The following articles will be treated as absolute contraband:-

  1. Arms of all kinds, including arms for sporting purposes, and their distinctive component parts.
  2. Projectiles, charges, and cartridges of all. kinds, and their distinctive component parts.
  3. Powder and explosives specially prepared for use in war.
  4. Gun mountings, limber boxes, limbers, military waggons, field forges, and their distinctive component parts.
  5. Clothing and equipment of a distinctively military character.
  6. All kinds of harness of a distinctively military character.
  7. Saddle, draught, and pack animals suitable for use in war.
  8. Articles of camp equipment, and their distinctive component parts.
  9. Armour plates.
  10. Warships, including boats, and their distinctive component parts of such a nature that they can only be used on a vessel of war.
  11. Aeroplanes, airships, balloons, and aircraft of all kinds, and their component parts, together with accessories and articles recognisable as intended for use in connection with balloons and aircraft.
  12. Implements and apparatus designed exclusively for the manufacture of munitions of war, for the manufacture or repair of arms, or war material for use on land and sea.

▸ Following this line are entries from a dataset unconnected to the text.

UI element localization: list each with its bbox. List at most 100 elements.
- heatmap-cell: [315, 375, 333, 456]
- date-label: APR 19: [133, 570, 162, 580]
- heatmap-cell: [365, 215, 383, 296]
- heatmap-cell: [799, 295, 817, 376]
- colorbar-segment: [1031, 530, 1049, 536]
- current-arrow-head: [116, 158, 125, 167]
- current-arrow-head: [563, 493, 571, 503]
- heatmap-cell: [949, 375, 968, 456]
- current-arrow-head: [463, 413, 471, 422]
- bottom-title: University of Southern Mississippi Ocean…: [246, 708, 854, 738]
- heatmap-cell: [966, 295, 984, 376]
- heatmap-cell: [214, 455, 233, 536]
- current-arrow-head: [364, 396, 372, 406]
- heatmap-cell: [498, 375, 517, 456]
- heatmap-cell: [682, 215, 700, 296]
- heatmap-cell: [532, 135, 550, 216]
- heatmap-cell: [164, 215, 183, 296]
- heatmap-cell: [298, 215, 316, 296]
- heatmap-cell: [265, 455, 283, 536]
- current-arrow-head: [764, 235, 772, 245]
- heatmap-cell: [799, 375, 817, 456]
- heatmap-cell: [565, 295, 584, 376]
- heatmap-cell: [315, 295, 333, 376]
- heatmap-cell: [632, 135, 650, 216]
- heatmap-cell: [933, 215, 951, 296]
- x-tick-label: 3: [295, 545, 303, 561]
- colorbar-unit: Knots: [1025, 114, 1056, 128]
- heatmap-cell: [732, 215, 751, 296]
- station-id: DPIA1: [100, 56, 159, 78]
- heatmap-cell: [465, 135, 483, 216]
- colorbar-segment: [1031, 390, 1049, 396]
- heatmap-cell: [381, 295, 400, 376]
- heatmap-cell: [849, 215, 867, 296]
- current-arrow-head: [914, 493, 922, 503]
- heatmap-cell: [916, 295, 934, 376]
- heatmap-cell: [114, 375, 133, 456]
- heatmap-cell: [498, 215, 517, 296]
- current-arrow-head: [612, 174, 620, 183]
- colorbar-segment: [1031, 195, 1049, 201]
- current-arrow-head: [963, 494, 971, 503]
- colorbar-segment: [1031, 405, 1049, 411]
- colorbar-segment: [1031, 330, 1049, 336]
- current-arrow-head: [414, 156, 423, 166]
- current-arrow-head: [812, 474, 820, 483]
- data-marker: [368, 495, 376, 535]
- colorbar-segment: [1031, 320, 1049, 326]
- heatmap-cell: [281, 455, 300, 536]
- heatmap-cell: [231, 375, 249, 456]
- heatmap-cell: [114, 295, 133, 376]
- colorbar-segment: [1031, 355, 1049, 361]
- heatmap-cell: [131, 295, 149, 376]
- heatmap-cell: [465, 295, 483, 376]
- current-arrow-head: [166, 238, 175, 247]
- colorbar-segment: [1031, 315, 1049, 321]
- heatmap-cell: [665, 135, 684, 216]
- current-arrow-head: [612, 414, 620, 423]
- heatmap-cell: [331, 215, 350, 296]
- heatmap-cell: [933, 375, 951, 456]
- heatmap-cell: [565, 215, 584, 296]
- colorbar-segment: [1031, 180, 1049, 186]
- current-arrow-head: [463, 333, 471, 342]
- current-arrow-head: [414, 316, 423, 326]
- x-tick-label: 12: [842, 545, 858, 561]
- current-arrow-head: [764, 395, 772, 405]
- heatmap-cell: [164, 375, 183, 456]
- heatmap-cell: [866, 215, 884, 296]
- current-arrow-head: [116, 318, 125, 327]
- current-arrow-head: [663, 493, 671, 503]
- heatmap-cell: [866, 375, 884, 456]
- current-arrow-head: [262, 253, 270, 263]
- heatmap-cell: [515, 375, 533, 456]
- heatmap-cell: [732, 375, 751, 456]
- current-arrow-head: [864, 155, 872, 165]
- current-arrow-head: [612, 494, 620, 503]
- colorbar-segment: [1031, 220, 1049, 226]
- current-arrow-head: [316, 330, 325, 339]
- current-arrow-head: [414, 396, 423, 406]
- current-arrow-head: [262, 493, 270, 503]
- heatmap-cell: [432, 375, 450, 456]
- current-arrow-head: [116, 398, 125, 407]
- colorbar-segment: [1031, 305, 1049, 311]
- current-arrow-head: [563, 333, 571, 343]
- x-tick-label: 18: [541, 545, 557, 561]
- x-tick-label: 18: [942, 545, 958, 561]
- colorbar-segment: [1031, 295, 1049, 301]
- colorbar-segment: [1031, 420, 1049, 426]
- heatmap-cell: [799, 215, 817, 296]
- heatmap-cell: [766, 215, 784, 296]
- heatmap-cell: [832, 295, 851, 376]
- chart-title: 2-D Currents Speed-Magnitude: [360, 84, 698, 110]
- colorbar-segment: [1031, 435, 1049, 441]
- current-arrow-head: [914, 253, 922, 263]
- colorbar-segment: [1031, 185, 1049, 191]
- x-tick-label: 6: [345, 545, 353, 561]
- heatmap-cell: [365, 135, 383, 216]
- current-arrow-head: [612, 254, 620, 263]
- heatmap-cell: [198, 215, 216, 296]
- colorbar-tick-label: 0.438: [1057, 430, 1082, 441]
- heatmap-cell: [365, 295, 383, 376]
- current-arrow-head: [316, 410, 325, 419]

The following articles will be treated as conditional contraband:

  1. Food-stuffs.
  2. Forage and grain, suitable for feeding animals.
  3. Clothing, fabrics for clothing, and boots and shoes, suitable for use in war.
  4. Gold and silver in coin or bullion; paper money.
  5. Vehicles of all kinds available for use m war, and their component parts.
  6. Vessels, craft and boats of all kinds; floating docks, parts of docks, and their component parts.
  7. Railway material, both fixed and rolling stock, and materials for telegraphs, wireless telegraphs, and telephones.
  8. Fuel; lubricants.
  9. Powder and explosives not specially prepared for use in war.
  10. Barbed wire, and implements for fixing and cutting the same.
  11. Horse-shoes and shoeing materials.
  12. Harness and saddlery.
  13. Field-glasses, telescopes, chronometers, and all kinds of nautical instruments.
    Given at Our Court at Buckingham Palace, this Fourth day of August, in the year of our Lord one thousand nine hundred and fourteen, and in the Fifth year of Our Reign.